Equipping young Europeans with the right skills has been reaffirmed by the 2016 Council Resolution on ‘A New Skills Agenda for an Inclusive and Competitive’ Europe which stated that skills are a pathway to employability and prosperity. However, skills gaps and mismatches are striking, 40% of employers cannot find people with the skills they need, whereas students leave E&T without being sufficiently prepared to enter the labour market.

VET is valued for fostering job-specific and transversal skills, facilitating the transition into employment and maintaining and updating the skills of the workforce according to sectoral, regional and local needs. Although over 13 million learners are engaged in VET each year, forecasts in several M.S. indicate that there will be a shortage of people with VET qualifications in the future.

Yet, for many young people and their parents VET remains a second choice.
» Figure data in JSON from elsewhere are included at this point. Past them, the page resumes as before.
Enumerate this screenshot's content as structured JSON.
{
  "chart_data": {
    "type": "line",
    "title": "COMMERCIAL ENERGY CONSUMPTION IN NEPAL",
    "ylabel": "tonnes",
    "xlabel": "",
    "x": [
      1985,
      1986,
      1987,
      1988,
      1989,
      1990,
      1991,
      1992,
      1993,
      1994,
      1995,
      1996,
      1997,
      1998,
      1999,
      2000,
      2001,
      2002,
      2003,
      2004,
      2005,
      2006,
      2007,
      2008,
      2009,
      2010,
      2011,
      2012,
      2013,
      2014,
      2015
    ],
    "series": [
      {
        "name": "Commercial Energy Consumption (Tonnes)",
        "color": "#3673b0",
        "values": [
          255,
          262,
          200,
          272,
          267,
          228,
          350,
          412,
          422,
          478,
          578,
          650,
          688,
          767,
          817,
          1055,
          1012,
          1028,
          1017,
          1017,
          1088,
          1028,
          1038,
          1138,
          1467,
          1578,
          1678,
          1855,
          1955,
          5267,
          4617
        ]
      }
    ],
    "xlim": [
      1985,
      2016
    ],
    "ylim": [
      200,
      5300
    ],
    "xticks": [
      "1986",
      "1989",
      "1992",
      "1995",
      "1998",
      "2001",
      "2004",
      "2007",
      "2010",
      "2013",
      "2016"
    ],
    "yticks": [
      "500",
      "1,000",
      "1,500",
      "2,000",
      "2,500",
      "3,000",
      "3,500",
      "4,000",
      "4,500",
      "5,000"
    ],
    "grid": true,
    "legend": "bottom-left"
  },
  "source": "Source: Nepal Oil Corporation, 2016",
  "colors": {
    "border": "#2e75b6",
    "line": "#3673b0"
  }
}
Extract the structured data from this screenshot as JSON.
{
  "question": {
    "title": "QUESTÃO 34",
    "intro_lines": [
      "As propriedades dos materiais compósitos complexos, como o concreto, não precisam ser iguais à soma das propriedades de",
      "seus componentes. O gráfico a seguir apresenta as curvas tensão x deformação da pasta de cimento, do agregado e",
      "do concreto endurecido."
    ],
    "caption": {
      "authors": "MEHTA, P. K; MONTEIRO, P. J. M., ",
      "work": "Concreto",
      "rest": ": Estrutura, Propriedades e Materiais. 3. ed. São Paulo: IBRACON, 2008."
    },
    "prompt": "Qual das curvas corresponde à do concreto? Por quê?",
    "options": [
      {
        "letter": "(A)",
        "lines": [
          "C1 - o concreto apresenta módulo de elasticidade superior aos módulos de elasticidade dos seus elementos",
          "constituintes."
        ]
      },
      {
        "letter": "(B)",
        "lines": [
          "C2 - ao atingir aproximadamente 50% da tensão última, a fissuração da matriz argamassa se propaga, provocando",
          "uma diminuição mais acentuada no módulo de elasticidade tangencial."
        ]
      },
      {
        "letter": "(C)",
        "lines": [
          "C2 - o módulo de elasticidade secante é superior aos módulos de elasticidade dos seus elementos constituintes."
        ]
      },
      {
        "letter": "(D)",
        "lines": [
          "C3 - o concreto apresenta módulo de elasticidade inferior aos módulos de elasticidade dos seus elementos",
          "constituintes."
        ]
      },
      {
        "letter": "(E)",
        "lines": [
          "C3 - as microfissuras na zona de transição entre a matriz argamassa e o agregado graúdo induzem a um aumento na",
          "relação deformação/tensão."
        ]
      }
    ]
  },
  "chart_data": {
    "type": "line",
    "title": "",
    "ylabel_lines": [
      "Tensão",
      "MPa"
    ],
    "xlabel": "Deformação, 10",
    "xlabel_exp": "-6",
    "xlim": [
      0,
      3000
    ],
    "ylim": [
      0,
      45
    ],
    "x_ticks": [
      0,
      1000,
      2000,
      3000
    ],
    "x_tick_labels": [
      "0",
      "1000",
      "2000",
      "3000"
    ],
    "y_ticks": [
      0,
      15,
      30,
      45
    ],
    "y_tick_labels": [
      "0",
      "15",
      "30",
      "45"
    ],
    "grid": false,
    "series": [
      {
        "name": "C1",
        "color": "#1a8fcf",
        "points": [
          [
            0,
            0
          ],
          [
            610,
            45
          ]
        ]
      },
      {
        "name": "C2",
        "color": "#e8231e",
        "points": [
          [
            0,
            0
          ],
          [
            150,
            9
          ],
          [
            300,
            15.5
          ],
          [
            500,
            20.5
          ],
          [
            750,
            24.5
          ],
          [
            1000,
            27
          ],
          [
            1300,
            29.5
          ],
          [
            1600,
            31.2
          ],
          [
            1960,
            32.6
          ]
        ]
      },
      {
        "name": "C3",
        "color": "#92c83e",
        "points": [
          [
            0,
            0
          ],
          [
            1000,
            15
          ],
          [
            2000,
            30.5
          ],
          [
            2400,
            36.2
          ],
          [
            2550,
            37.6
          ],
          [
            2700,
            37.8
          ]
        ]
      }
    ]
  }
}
VET needs to increase its attractiveness through quality provision and flexible organisation, allowing progression to higher vocational or academic learning, and closer links with the world of work.

Introducing coding and robotic skills to VET students, while strengthening the profiles of VET teachers are among the aims of the consortium. ‘Everyone should learn how to program, as it teaches you how to think’. (Steve Jobs) Promoting coding and robotics will help enrich VET provision of curricula while promoting better skills matching thus bridging the gap between Education and Training and the world of work.